The expression 'supersession' is not found any where in S 33 of the Act. It is found only in S.32 of the Act, S.32 contemplates supersession of the Managing Committee on the Registrar being satisfied about the existence of the conditions prescribed in sub-section (1) of S.32. Nevertheless, according to the petitioner, when an Administrator is appointed under S.33, that involves supersession of the committee and therefore respondents 4 to 16 are not eligible to contest. This is an objection which has to be taken at the first instance before the Returning Officer. If the objection is not accepted, it is open to the petitioner to file an election case under S.69 of the Act. I do not think I can grant any relief to the petitioner in this petition. 9. Learned counsel for the petitioner finally contended that election is unnecessary and the bank, which is already running at a loss, should not be burdened with the expenses of election. It is unfortunate that five members of the committee should so conduct themselves as to incur disqualification and three members resigned; evidently three members wanted to bring about the stalemate and compel appointment of an Administrator and re-election.
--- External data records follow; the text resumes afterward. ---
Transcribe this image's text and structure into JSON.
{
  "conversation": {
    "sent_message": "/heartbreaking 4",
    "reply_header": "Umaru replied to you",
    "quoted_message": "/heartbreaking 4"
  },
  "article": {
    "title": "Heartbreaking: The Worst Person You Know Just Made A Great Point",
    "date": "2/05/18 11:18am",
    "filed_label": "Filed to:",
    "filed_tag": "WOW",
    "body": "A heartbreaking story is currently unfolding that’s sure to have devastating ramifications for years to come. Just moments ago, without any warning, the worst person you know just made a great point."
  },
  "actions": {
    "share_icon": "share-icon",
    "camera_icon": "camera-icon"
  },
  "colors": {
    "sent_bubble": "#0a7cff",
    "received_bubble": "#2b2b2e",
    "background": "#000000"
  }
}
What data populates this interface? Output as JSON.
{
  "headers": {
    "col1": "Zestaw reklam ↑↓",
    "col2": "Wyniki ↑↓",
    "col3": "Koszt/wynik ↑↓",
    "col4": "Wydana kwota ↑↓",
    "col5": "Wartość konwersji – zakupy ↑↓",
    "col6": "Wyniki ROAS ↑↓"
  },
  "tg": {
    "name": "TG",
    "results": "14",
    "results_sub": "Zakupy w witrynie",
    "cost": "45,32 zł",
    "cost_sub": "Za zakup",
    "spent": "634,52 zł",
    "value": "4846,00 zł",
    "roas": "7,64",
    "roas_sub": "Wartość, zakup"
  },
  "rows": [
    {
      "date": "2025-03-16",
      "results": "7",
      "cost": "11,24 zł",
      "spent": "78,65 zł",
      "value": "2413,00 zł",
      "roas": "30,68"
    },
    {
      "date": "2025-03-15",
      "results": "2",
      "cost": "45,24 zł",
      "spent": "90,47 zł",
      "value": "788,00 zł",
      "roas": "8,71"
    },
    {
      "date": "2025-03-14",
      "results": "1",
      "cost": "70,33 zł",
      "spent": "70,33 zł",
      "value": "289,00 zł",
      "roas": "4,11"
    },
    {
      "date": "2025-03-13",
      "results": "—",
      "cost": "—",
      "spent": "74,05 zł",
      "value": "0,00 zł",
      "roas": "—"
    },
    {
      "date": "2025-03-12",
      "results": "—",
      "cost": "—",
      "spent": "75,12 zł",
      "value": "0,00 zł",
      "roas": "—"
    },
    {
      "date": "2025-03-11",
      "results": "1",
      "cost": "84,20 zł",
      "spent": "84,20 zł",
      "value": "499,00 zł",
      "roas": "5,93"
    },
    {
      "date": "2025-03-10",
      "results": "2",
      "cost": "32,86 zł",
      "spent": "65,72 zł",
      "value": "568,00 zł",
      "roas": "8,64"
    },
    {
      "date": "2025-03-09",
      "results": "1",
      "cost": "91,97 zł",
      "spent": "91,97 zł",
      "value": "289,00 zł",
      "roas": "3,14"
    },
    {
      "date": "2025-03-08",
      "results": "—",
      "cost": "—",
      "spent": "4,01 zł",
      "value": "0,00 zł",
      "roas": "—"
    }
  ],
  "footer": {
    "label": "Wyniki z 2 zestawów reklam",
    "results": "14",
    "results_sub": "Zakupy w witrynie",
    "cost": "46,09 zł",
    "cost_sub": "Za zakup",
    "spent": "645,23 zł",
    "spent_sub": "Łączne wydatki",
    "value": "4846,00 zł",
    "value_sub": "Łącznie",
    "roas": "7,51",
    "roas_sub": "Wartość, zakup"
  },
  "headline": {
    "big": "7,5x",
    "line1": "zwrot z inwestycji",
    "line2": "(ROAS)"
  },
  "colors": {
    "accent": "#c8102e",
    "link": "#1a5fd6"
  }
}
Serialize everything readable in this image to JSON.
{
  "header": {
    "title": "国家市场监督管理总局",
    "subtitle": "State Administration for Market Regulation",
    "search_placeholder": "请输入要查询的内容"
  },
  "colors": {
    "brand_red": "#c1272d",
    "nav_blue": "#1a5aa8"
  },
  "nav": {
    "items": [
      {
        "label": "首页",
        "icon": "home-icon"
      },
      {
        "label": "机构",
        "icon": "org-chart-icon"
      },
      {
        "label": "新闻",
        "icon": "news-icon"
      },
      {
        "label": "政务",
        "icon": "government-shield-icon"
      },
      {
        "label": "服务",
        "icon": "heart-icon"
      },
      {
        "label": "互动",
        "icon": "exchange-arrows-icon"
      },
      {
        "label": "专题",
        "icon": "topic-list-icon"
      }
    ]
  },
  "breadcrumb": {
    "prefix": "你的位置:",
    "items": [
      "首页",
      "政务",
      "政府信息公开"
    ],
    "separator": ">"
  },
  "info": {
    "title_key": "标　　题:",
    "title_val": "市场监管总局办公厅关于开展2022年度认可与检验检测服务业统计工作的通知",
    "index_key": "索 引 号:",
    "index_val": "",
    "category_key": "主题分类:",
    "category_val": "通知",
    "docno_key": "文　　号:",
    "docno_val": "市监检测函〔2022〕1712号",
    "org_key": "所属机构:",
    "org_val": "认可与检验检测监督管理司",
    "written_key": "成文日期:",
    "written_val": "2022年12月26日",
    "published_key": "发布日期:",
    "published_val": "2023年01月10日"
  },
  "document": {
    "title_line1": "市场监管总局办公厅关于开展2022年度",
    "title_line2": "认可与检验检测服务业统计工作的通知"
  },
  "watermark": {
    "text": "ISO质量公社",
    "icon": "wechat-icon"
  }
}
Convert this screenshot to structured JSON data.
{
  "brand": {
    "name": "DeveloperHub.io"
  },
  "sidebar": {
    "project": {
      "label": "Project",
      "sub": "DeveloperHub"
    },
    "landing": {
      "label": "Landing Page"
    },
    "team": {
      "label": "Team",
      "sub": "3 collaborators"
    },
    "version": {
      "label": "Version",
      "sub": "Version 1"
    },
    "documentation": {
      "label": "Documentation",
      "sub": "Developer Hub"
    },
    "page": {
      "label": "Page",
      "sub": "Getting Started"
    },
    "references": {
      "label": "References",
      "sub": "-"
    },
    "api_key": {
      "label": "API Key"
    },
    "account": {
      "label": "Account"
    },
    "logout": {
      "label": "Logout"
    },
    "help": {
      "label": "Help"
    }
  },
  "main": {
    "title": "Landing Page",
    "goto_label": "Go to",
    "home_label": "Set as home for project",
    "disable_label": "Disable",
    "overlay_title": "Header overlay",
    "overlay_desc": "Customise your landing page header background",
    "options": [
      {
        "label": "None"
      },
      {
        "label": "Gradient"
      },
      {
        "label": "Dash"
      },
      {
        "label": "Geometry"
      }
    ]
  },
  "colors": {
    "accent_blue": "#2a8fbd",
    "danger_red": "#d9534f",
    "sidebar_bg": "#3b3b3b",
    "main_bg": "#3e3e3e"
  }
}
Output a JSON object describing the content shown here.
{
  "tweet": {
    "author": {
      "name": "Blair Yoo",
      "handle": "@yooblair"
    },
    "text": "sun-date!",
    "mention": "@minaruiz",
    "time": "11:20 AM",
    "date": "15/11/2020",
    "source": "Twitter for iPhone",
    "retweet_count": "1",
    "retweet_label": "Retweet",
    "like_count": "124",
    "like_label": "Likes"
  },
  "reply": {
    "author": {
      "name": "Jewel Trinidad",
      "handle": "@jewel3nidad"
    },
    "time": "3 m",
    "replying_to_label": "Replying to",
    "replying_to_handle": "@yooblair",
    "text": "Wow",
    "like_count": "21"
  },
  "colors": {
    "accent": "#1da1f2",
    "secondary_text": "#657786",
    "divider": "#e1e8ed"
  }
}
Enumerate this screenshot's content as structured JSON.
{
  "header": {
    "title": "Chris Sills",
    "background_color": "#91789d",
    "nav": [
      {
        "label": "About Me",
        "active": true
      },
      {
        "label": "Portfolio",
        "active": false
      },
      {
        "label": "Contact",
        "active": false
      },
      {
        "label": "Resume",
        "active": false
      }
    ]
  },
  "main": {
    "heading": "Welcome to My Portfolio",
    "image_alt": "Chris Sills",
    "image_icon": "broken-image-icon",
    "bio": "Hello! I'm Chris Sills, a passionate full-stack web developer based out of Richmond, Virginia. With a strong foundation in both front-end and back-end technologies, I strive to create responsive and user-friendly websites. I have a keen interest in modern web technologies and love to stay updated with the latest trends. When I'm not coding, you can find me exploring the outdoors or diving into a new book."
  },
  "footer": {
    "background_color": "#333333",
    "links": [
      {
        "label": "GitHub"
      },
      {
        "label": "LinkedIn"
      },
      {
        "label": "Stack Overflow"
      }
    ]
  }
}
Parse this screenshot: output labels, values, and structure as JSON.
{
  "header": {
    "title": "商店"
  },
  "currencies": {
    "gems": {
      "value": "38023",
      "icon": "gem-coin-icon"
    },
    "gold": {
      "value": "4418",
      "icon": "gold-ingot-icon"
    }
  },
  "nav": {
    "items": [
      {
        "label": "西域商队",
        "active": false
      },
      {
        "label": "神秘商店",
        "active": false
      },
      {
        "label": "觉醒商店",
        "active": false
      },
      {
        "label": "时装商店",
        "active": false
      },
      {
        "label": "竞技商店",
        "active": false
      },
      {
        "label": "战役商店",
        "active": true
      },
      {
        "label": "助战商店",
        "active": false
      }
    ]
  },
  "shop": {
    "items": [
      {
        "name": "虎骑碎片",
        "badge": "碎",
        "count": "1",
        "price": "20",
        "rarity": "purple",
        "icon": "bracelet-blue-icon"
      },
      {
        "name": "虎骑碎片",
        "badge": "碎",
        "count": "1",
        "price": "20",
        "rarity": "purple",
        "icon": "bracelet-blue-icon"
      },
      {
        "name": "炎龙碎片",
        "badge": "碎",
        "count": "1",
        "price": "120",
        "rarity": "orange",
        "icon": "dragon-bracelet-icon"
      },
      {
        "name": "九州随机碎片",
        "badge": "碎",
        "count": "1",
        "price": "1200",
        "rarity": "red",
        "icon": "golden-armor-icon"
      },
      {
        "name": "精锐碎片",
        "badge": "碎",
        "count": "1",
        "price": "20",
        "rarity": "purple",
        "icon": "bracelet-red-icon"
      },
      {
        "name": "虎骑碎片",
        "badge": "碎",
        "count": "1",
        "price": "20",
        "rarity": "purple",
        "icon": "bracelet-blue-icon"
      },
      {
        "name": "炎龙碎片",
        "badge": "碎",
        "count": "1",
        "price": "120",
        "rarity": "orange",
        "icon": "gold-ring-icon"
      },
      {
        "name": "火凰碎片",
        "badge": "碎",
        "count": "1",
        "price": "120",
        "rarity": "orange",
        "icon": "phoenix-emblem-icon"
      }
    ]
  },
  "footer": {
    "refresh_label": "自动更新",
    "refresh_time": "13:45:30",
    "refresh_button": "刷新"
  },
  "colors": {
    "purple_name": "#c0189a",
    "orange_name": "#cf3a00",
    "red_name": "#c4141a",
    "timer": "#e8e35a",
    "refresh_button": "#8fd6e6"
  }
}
This is happening in a large number of co-operative societies, as could be seen from the original petitions being filed in this court. The law permits members of the Managing Committee to resign. The law compels members incurring disqualification to be disqualified. These are healthy provisions in the Act. If these provisions are being misused as pointed out by the petitioner that is an unfortunate state of affairs. But there is a limit to what this court can do in such situation. It is also difficult to accept that once the committee ceased to function, Administrator appointed should be allowed to function till the period of office of the pre-existing committee lasts. That would go against the principle of democratic functioning of the co-operative institutions. 10. In the result, the original petition is dismissed.